Diaghilev s’entoura de talents exceptionnels. Il fit appel au chorégraphe Michel Fokine, au compositeur Igor Stravinsky, et aux danseurs légendaires Anna Pavlova et Vaslav Nijinsky. L’une des premières grandes créations, “L’Oiseau de feu” (1910), fusionna une musique moderne, une chorégraphie expressive et des décors signés par l’artiste Léon Bakst. Le succès est assez immédiat.
Mais c’est “Le Sacre du printemps” (1913) qui secoue violemment le public parisien. Avec une musique dissonante de Stravinsky et une chorégraphie primitive et radicale de Nijinsky, la première représentation provoqua un véritable scandale. Diaghilev, loin d’être inquiété par cette réaction, s’en réjouit : “Cela signifie que nous avons fait quelque chose de nouveau !”

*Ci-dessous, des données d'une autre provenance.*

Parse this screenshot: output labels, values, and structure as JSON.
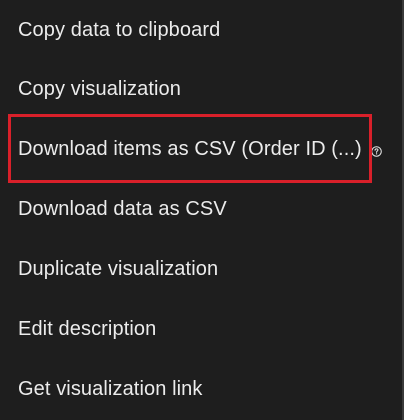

La guerre de 1914-1918 oblige les Ballets russes à se réinventer. Diaghilev, toujours visionnaire, s’associe à de nouveaux talents comme le chorégraphe Léonide Massine et les artistes Pablo Picasso et Henri Matisse pour réaliser des décors et costumes qui vont au-delà du conventionnel.
Les années 1920 furent une période de triomphe artistique mais aussi de difficultés financières importantes. Diaghilev dépendait de riches mécènes et de soutiens aristocratiques pour financer ses productions et dut sans cesse réinventer et retravailler ses spectacles pour maintenir l’intérêt du public.
En 1929, alors que les Ballets russes préparent une nouvelle saison, Diaghilev tombe gravement malade. Loin de son pays natal, sans soutien institutionnel stable, il meurt à Venise, laissant un vide immense dans le monde de la danse et de l’art en général.
Les Ballets russes ont inspiré des générations de chorégraphes et de danseurs, influencé l’esthétique du XXe siècle et ouvert la voie à une nouvelle conception du spectacle vivant. Comme l’affirme Anna Levina : “Diaghilev savait qu’il devait créer quelque chose de nouveau chaque saison.“.
Ce besoin de renouveau a façonné le monde de l’art à jamais : Non, on ne se contentera plus de suivre les règles sans innover, sans renaître de nos cendres, sans poser de questions.